The rule in this state that contributory negligence is a defense to be pleaded and proven by the defendant does not change the rule that plaintiff cannot recover where the allegations of the complaint show that his own negligence was the proximate cause of the injury.
Contributory negligence may be a question of both law and fact or a question of law or of fact alone. Where it is a question of fact, it must be submitted to a jury and proven as a defense; but, where it appears on the face of the complaint, it becomes one of law and may be taken advantage of by demurrer. Goure v. Storey, 17 Idaho 352, 105 P. 794.
A general demurrer to a complaint should be sustained where it appears upon the face of the complaint that the plaintiffs or the plaintiffs' decedent was guilty of negligence proximately contributing to the injury. Smith v. Oregon Short Line Railroad Co., 47 Idaho 604, 277 P. 570; Goure v. Storey, 17 Idaho 352, 105 P. 794. A complaint in an action for injuries to an employee, which affirmatively shows contributory negligence or assumption of risk, is demurrable. Bresette v. E. B. & A. L. Stone Co., 162 Cal. 74, 121 P. 312.
In Helgeson v. Powell, 54 Idaho 667, 677, 34 P.2d 957, 961, this court stated:
"`Under Lord Campbell's Act, the original model for all statutes giving a cause of action for so-called death by wrongful act, the act, neglect, or default must have been such as would have entitled the party injured to maintain an action therefor if death had not ensued. * * *
"`"They claim under him, and they can recover only in case he could have recovered damages had he not been killed, but only injured."'"
Except where the rule has been changed by statutory enactment the law fixes liability, so it is said, in solido with reference to the cause which stands closest to and in most immediate connection with the injurious result. 35 Am.Jur. 706, Sec. 284, Master and Servant.

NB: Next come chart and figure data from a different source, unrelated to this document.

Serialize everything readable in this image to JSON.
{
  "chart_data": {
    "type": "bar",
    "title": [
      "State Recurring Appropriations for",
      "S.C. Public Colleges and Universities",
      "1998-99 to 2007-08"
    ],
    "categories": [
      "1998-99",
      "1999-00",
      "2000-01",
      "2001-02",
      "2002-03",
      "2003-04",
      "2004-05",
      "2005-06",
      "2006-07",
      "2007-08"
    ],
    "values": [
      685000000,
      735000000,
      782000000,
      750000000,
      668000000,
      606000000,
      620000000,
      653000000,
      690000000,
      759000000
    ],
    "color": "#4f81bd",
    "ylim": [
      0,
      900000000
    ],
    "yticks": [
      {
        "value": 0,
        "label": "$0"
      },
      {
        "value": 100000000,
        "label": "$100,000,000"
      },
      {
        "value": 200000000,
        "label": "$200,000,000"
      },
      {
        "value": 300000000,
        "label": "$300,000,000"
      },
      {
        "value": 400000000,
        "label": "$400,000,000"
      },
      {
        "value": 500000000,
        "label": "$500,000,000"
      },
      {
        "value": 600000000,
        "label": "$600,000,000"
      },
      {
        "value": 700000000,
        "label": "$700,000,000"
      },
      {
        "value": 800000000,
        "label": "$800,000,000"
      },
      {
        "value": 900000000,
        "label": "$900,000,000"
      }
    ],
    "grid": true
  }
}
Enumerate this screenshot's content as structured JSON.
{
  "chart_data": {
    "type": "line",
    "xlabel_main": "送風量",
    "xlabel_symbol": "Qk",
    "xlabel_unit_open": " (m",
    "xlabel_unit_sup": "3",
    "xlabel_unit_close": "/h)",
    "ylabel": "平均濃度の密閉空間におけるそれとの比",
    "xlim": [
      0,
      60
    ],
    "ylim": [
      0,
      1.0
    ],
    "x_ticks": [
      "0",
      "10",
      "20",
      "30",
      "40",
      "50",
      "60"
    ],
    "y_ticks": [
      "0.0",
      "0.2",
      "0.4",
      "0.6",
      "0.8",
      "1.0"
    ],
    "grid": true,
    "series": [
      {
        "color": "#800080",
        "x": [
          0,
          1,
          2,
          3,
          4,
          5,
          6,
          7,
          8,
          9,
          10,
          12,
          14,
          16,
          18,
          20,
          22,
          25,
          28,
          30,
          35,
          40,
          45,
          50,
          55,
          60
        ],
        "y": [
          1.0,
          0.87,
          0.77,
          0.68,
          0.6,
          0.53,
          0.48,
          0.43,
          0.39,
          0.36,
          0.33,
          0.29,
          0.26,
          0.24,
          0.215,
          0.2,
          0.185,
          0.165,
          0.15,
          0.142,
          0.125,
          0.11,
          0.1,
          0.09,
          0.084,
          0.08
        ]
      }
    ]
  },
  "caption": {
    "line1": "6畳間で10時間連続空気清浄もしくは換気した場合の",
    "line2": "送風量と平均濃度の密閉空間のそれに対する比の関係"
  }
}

The Wyoming court, in Lemos v. Madden, 28 Wyo. 1, 200 P. 791, at page 795, subtitle 9, in discussing remote and proximate causes concluded that "the true test is embodied in Eberhardt v. [Glasgow Mut.] Tel. Ass'n, 91 Kan. 763, 139 P. 416, where the court said:
"The question of proximate cause is one frequently so near the border line as to cause much perplexity, but, generally speaking, it may be said in this state that the proximate is the producing cause, not the one supplying the condition, but the one producing the injury. The one supplying the condition may be intrinsically careless as to amount practically to a continuing invitation, so to speak, for a direct cause to join in producing the disastrous result. But to be such it must present a condition of danger so manifest that the one responsible must be held to have been negligent in furnishing the means for probable injury. But a condition which could not reasonably be *483 expected to endanger, and which but for some independent cause without which the injury would not have occurred would not have endangered, does not ordinarily amount to a proximate cause.'"
In view of our conclusion that the complaint fails to allege facts sufficient to constitute a cause of action against the defendants, or either of them, we find it unnecessary to pass upon the court's ruling on the motion to strike.
Judgment of dismissal affirmed. Costs to respondent.
TAYLOR, C. J., and PORTER and SMITH, JJ., concur.
KEETON, J., concurs in conclusion reached.